Ketidaksiapan sistem pada proses rekrutmen CPNS ini menghasilkan warganet marah. Terlebih, batas akhir pendaftaran adalah pada 6 September 2024.
“Rakyat di dalam paksa digital, sistem nya sendiri belum siap. LAWAK!,” tulis akun Instagram @bimatejakusuma di komentarnya pada postingan Instagram @peruri.indonesia,
Dikonfirmasi terpisah, Sandi (26) mengakui dirinya mengalami kesulitan pada mengakses E-Meterai pada website Peruri sejak Selasa (3/9).
“Benar, saya gak sanggup nih akses website utama e-meterai Peruri identik belasan mitranya, error kemudian gak tersedia e-meterainya,” kata Sandi terhadap MNC Portal, Rabu (4/9).

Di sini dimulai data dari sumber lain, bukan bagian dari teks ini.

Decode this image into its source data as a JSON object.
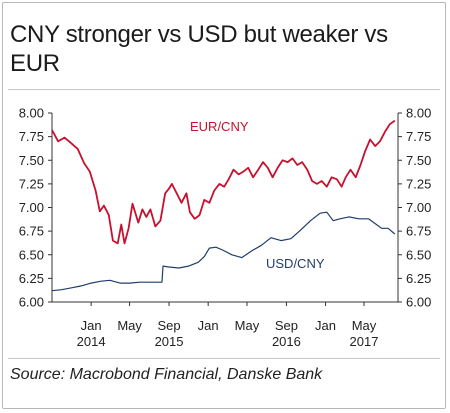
{
  "chart_data": {
    "type": "line",
    "title": "CNY stronger vs USD but weaker vs EUR",
    "source": "Source: Macrobond Financial, Danske Bank",
    "ylim": [
      6.0,
      8.0
    ],
    "y_ticks": [
      "8.00",
      "7.75",
      "7.50",
      "7.25",
      "7.00",
      "6.75",
      "6.50",
      "6.25",
      "6.00"
    ],
    "y_tick_values": [
      8.0,
      7.75,
      7.5,
      7.25,
      7.0,
      6.75,
      6.5,
      6.25,
      6.0
    ],
    "x_range": [
      "2014-09-01",
      "2017-08-15"
    ],
    "x_ticks": [
      {
        "date": "2015-01-01",
        "month": "Jan",
        "year": "2014"
      },
      {
        "date": "2015-05-01",
        "month": "May",
        "year": ""
      },
      {
        "date": "2015-09-01",
        "month": "Sep",
        "year": "2015"
      },
      {
        "date": "2016-01-01",
        "month": "Jan",
        "year": ""
      },
      {
        "date": "2016-05-01",
        "month": "May",
        "year": ""
      },
      {
        "date": "2016-09-01",
        "month": "Sep",
        "year": "2016"
      },
      {
        "date": "2017-01-01",
        "month": "Jan",
        "year": ""
      },
      {
        "date": "2017-05-01",
        "month": "May",
        "year": "2017"
      }
    ],
    "grid": false,
    "series": [
      {
        "name": "EUR/CNY",
        "color": "#c8102e",
        "points": [
          [
            "2014-09-01",
            7.82
          ],
          [
            "2014-09-20",
            7.7
          ],
          [
            "2014-10-10",
            7.74
          ],
          [
            "2014-10-31",
            7.68
          ],
          [
            "2014-11-20",
            7.62
          ],
          [
            "2014-12-10",
            7.47
          ],
          [
            "2014-12-28",
            7.38
          ],
          [
            "2015-01-15",
            7.18
          ],
          [
            "2015-01-28",
            6.96
          ],
          [
            "2015-02-10",
            7.02
          ],
          [
            "2015-02-25",
            6.92
          ],
          [
            "2015-03-10",
            6.65
          ],
          [
            "2015-03-25",
            6.62
          ],
          [
            "2015-04-05",
            6.82
          ],
          [
            "2015-04-15",
            6.62
          ],
          [
            "2015-04-28",
            6.78
          ],
          [
            "2015-05-10",
            7.04
          ],
          [
            "2015-05-28",
            6.84
          ],
          [
            "2015-06-10",
            6.98
          ],
          [
            "2015-06-22",
            6.9
          ],
          [
            "2015-07-05",
            6.98
          ],
          [
            "2015-07-20",
            6.8
          ],
          [
            "2015-08-05",
            6.86
          ],
          [
            "2015-08-20",
            7.15
          ],
          [
            "2015-09-01",
            7.2
          ],
          [
            "2015-09-10",
            7.25
          ],
          [
            "2015-09-25",
            7.15
          ],
          [
            "2015-10-10",
            7.05
          ],
          [
            "2015-10-25",
            7.15
          ],
          [
            "2015-11-05",
            6.95
          ],
          [
            "2015-11-20",
            6.88
          ],
          [
            "2015-12-05",
            6.92
          ],
          [
            "2015-12-20",
            7.08
          ],
          [
            "2016-01-05",
            7.05
          ],
          [
            "2016-01-20",
            7.18
          ],
          [
            "2016-02-05",
            7.25
          ],
          [
            "2016-02-20",
            7.22
          ],
          [
            "2016-03-05",
            7.3
          ],
          [
            "2016-03-20",
            7.4
          ],
          [
            "2016-04-05",
            7.35
          ],
          [
            "2016-04-20",
            7.38
          ],
          [
            "2016-05-05",
            7.42
          ],
          [
            "2016-05-20",
            7.32
          ],
          [
            "2016-06-05",
            7.4
          ],
          [
            "2016-06-20",
            7.48
          ],
          [
            "2016-07-05",
            7.42
          ],
          [
            "2016-07-20",
            7.32
          ],
          [
            "2016-08-05",
            7.42
          ],
          [
            "2016-08-20",
            7.5
          ],
          [
            "2016-09-05",
            7.48
          ],
          [
            "2016-09-20",
            7.52
          ],
          [
            "2016-10-05",
            7.45
          ],
          [
            "2016-10-20",
            7.48
          ],
          [
            "2016-11-05",
            7.4
          ],
          [
            "2016-11-20",
            7.28
          ],
          [
            "2016-12-05",
            7.25
          ],
          [
            "2016-12-20",
            7.28
          ],
          [
            "2017-01-05",
            7.22
          ],
          [
            "2017-01-20",
            7.32
          ],
          [
            "2017-02-05",
            7.3
          ],
          [
            "2017-02-20",
            7.22
          ],
          [
            "2017-03-05",
            7.32
          ],
          [
            "2017-03-20",
            7.4
          ],
          [
            "2017-04-05",
            7.32
          ],
          [
            "2017-04-20",
            7.45
          ],
          [
            "2017-05-05",
            7.6
          ],
          [
            "2017-05-20",
            7.72
          ],
          [
            "2017-06-05",
            7.65
          ],
          [
            "2017-06-20",
            7.7
          ],
          [
            "2017-07-05",
            7.8
          ],
          [
            "2017-07-20",
            7.88
          ],
          [
            "2017-08-05",
            7.92
          ]
        ]
      },
      {
        "name": "USD/CNY",
        "color": "#1f3d6b",
        "points": [
          [
            "2014-09-01",
            6.12
          ],
          [
            "2014-10-01",
            6.13
          ],
          [
            "2014-11-01",
            6.15
          ],
          [
            "2014-12-01",
            6.17
          ],
          [
            "2015-01-01",
            6.2
          ],
          [
            "2015-02-01",
            6.22
          ],
          [
            "2015-03-01",
            6.23
          ],
          [
            "2015-04-01",
            6.2
          ],
          [
            "2015-05-01",
            6.2
          ],
          [
            "2015-06-01",
            6.21
          ],
          [
            "2015-07-01",
            6.21
          ],
          [
            "2015-08-10",
            6.21
          ],
          [
            "2015-08-13",
            6.38
          ],
          [
            "2015-09-01",
            6.37
          ],
          [
            "2015-10-01",
            6.36
          ],
          [
            "2015-11-01",
            6.38
          ],
          [
            "2015-12-01",
            6.42
          ],
          [
            "2015-12-20",
            6.48
          ],
          [
            "2016-01-05",
            6.57
          ],
          [
            "2016-01-25",
            6.58
          ],
          [
            "2016-02-15",
            6.55
          ],
          [
            "2016-03-15",
            6.5
          ],
          [
            "2016-04-15",
            6.47
          ],
          [
            "2016-05-15",
            6.54
          ],
          [
            "2016-06-15",
            6.6
          ],
          [
            "2016-07-15",
            6.68
          ],
          [
            "2016-08-15",
            6.65
          ],
          [
            "2016-09-15",
            6.67
          ],
          [
            "2016-10-15",
            6.76
          ],
          [
            "2016-11-15",
            6.86
          ],
          [
            "2016-12-15",
            6.94
          ],
          [
            "2017-01-05",
            6.95
          ],
          [
            "2017-01-25",
            6.86
          ],
          [
            "2017-02-15",
            6.88
          ],
          [
            "2017-03-15",
            6.9
          ],
          [
            "2017-04-15",
            6.88
          ],
          [
            "2017-05-15",
            6.88
          ],
          [
            "2017-06-05",
            6.83
          ],
          [
            "2017-06-25",
            6.78
          ],
          [
            "2017-07-15",
            6.78
          ],
          [
            "2017-08-05",
            6.72
          ]
        ]
      }
    ]
  }
}
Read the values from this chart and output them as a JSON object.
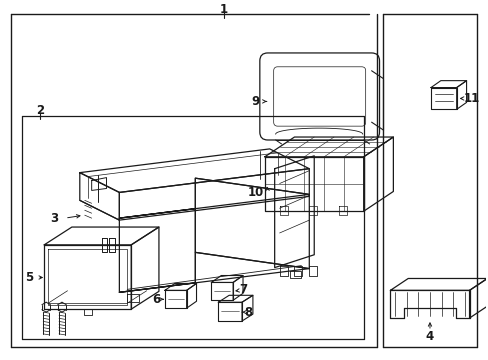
{
  "background_color": "#ffffff",
  "line_color": "#1a1a1a",
  "fig_width": 4.89,
  "fig_height": 3.6,
  "dpi": 100,
  "font_size": 8.5
}
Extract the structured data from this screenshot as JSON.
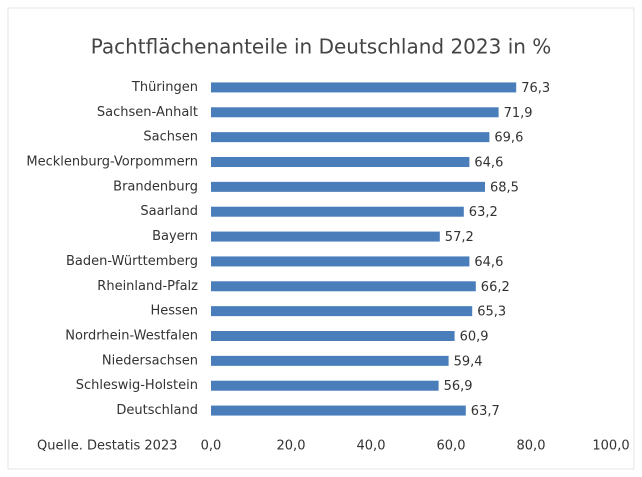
{
  "chart_data": {
    "type": "barh",
    "title": "Pachtflächenanteile in Deutschland 2023 in %",
    "annotation": "Quelle. Destatis 2023",
    "categories": [
      "Thüringen",
      "Sachsen-Anhalt",
      "Sachsen",
      "Mecklenburg-Vorpommern",
      "Brandenburg",
      "Saarland",
      "Bayern",
      "Baden-Württemberg",
      "Rheinland-Pfalz",
      "Hessen",
      "Nordrhein-Westfalen",
      "Niedersachsen",
      "Schleswig-Holstein",
      "Deutschland"
    ],
    "values": [
      76.3,
      71.9,
      69.6,
      64.6,
      68.5,
      63.2,
      57.2,
      64.6,
      66.2,
      65.3,
      60.9,
      59.4,
      56.9,
      63.7
    ],
    "value_labels": [
      "76,3",
      "71,9",
      "69,6",
      "64,6",
      "68,5",
      "63,2",
      "57,2",
      "64,6",
      "66,2",
      "65,3",
      "60,9",
      "59,4",
      "56,9",
      "63,7"
    ],
    "color": "#4a7ebb",
    "xlim": [
      0,
      100
    ],
    "xticks": [
      {
        "value": 0,
        "label": "0,0"
      },
      {
        "value": 20,
        "label": "20,0"
      },
      {
        "value": 40,
        "label": "40,0"
      },
      {
        "value": 60,
        "label": "60,0"
      },
      {
        "value": 80,
        "label": "80,0"
      },
      {
        "value": 100,
        "label": "100,0"
      }
    ],
    "grid": false
  }
}
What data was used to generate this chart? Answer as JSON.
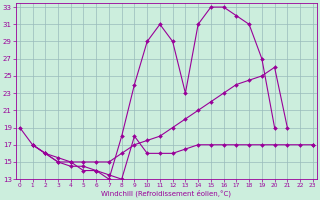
{
  "bg_color": "#cceedd",
  "grid_color": "#99bbbb",
  "line_color": "#990099",
  "xlim": [
    -0.3,
    23.3
  ],
  "ylim": [
    13,
    33.5
  ],
  "xticks": [
    0,
    1,
    2,
    3,
    4,
    5,
    6,
    7,
    8,
    9,
    10,
    11,
    12,
    13,
    14,
    15,
    16,
    17,
    18,
    19,
    20,
    21,
    22,
    23
  ],
  "yticks": [
    13,
    15,
    17,
    19,
    21,
    23,
    25,
    27,
    29,
    31,
    33
  ],
  "xlabel": "Windchill (Refroidissement éolien,°C)",
  "series": [
    {
      "x": [
        0,
        1,
        2,
        3,
        4,
        5,
        6,
        7,
        8,
        9,
        10,
        11,
        12,
        13,
        14,
        15,
        16,
        17,
        18,
        19,
        20,
        21,
        22,
        23
      ],
      "y": [
        19,
        17,
        16,
        15,
        15,
        14,
        14,
        13,
        18,
        24,
        29,
        31,
        29,
        23,
        31,
        33,
        33,
        32,
        31,
        27,
        19,
        null,
        null,
        null
      ]
    },
    {
      "x": [
        0,
        1,
        2,
        3,
        4,
        5,
        6,
        7,
        8,
        9,
        10,
        11,
        12,
        13,
        14,
        15,
        16,
        17,
        18,
        19,
        20,
        21,
        22,
        23
      ],
      "y": [
        null,
        17,
        16,
        15.5,
        15,
        15,
        15,
        15,
        16,
        17,
        17.5,
        18,
        19,
        20,
        21,
        22,
        23,
        24,
        24.5,
        25,
        26,
        19,
        null,
        17
      ]
    },
    {
      "x": [
        1,
        2,
        3,
        4,
        5,
        6,
        7,
        8,
        9,
        10,
        11,
        12,
        13,
        14,
        15,
        16,
        17,
        18,
        19,
        20,
        21,
        22,
        23
      ],
      "y": [
        17,
        16,
        15,
        14.5,
        14.5,
        14,
        13.5,
        13,
        18,
        16,
        16,
        16,
        16.5,
        17,
        17,
        17,
        17,
        17,
        17,
        17,
        17,
        17,
        17
      ]
    }
  ]
}
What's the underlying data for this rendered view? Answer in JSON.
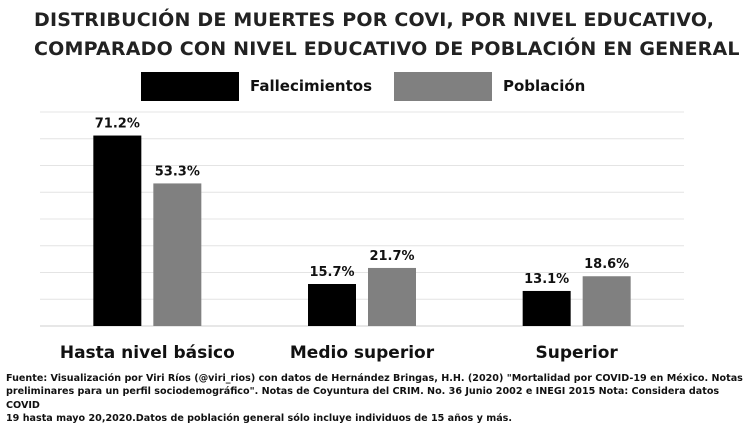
{
  "chart_data": {
    "type": "bar",
    "title_lines": [
      "DISTRIBUCIÓN DE MUERTES POR COVI, POR NIVEL EDUCATIVO,",
      "COMPARADO CON NIVEL EDUCATIVO DE POBLACIÓN EN GENERAL"
    ],
    "categories": [
      "Hasta nivel básico",
      "Medio superior",
      "Superior"
    ],
    "series": [
      {
        "name": "Fallecimientos",
        "values": [
          71.2,
          15.7,
          13.1
        ],
        "labels": [
          "71.2%",
          "15.7%",
          "13.1%"
        ],
        "color": "#000000"
      },
      {
        "name": "Población",
        "values": [
          53.3,
          21.7,
          18.6
        ],
        "labels": [
          "53.3%",
          "21.7%",
          "18.6%"
        ],
        "color": "#808080"
      }
    ],
    "ylim": [
      0,
      80
    ],
    "grid": true,
    "legend_position": "top-center",
    "xlabel": "",
    "ylabel": ""
  },
  "source_lines": [
    "Fuente: Visualización por Viri Ríos (@viri_rios) con datos de Hernández Bringas, H.H. (2020) \"Mortalidad por COVID-19 en México. Notas",
    "preliminares para un perfil sociodemográfico\". Notas de Coyuntura del CRIM. No. 36 Junio 2002 e INEGI 2015  Nota: Considera datos COVID",
    "19 hasta mayo 20,2020.Datos de población general sólo incluye individuos de 15 años y más."
  ]
}
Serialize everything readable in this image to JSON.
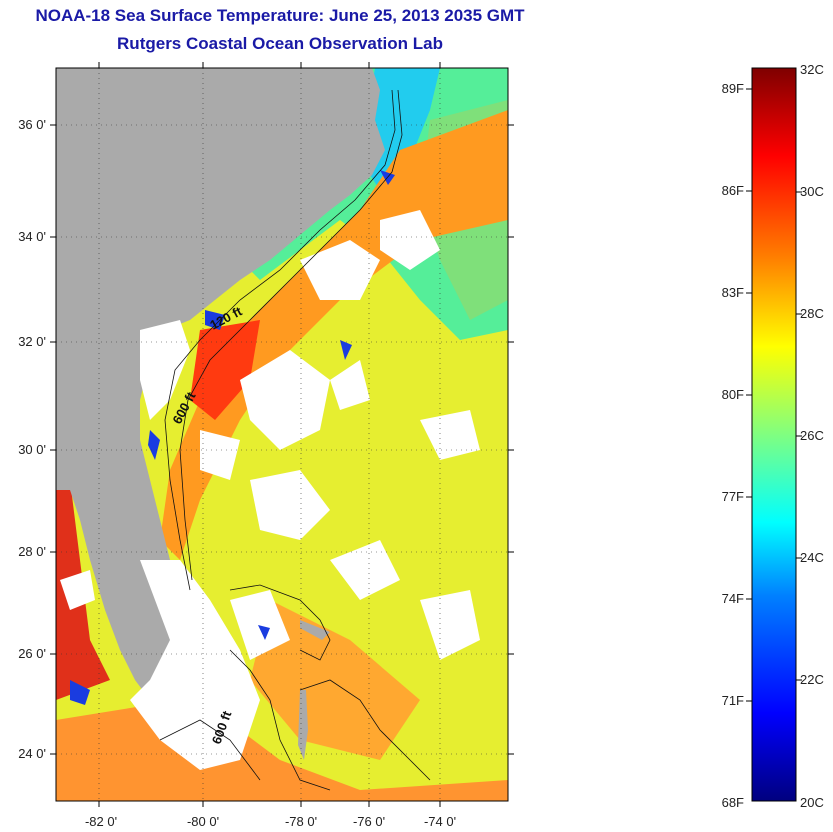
{
  "titles": {
    "line1": "NOAA-18 Sea Surface Temperature:  June 25, 2013 2035 GMT",
    "line2": "Rutgers Coastal Ocean Observation Lab"
  },
  "lat_labels": [
    "36 0'",
    "34 0'",
    "32 0'",
    "30 0'",
    "28 0'",
    "26 0'",
    "24 0'"
  ],
  "lon_labels": [
    "-82 0'",
    "-80 0'",
    "-78 0'",
    "-76 0'",
    "-74 0'"
  ],
  "contour_labels": [
    "120 ft",
    "600 ft",
    "600 ft"
  ],
  "colorbar": {
    "f_labels": [
      "89F",
      "86F",
      "83F",
      "80F",
      "77F",
      "74F",
      "71F",
      "68F"
    ],
    "c_labels": [
      "32C",
      "30C",
      "28C",
      "26C",
      "24C",
      "22C",
      "20C"
    ],
    "min_c": 20,
    "max_c": 32
  },
  "colors": {
    "land": "#aaaaaa",
    "cloud": "#ffffff",
    "title": "#1a1aa6"
  }
}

Sejatinya, Peruri sudah memberikan alternatif bagi calon pendaftar ASN untuk mengakses e-meterai melalui mitra reseller lainnya. Sayangnya, masih terdapat kendala yang tersebut dialami.
“Di mitranya masih gak bisa, ini telah mendekati deadline,” terang Sandi.
Sebagai catatan, bahwa dokumen CPNS wajib dibubuhkan e-meterai sebagai tanda sah juga bukti legal. E-meterai juga digunakan untuk melakukan konfirmasi setiap dokumen telah memenuhi persyaratan yang dimaksud ditetapkan panitia seleksi.
Dalam rilisnya pada 19 Agustus 2024, Peruri mulai meluncurkan website e-Meterai melalui https://meterai-elektronik.com/ yang dimaksud dirancang khusus untuk memudahkan kontestan CASN di membeli serta menggunakan e-Meterai untuk berbagai keperluan dokumen pendaftaran.
“Website e-Meterai https://meterai-elektronik.com/ mendapatkan jaminan dari PERURI yang dimaksud telah terjadi dilengkapi dengan sistem refund dana bagi para calon kontestan dengan kuota e-Meterai yang tidaklah digunakan di satu invoice pembelian.” terangnya.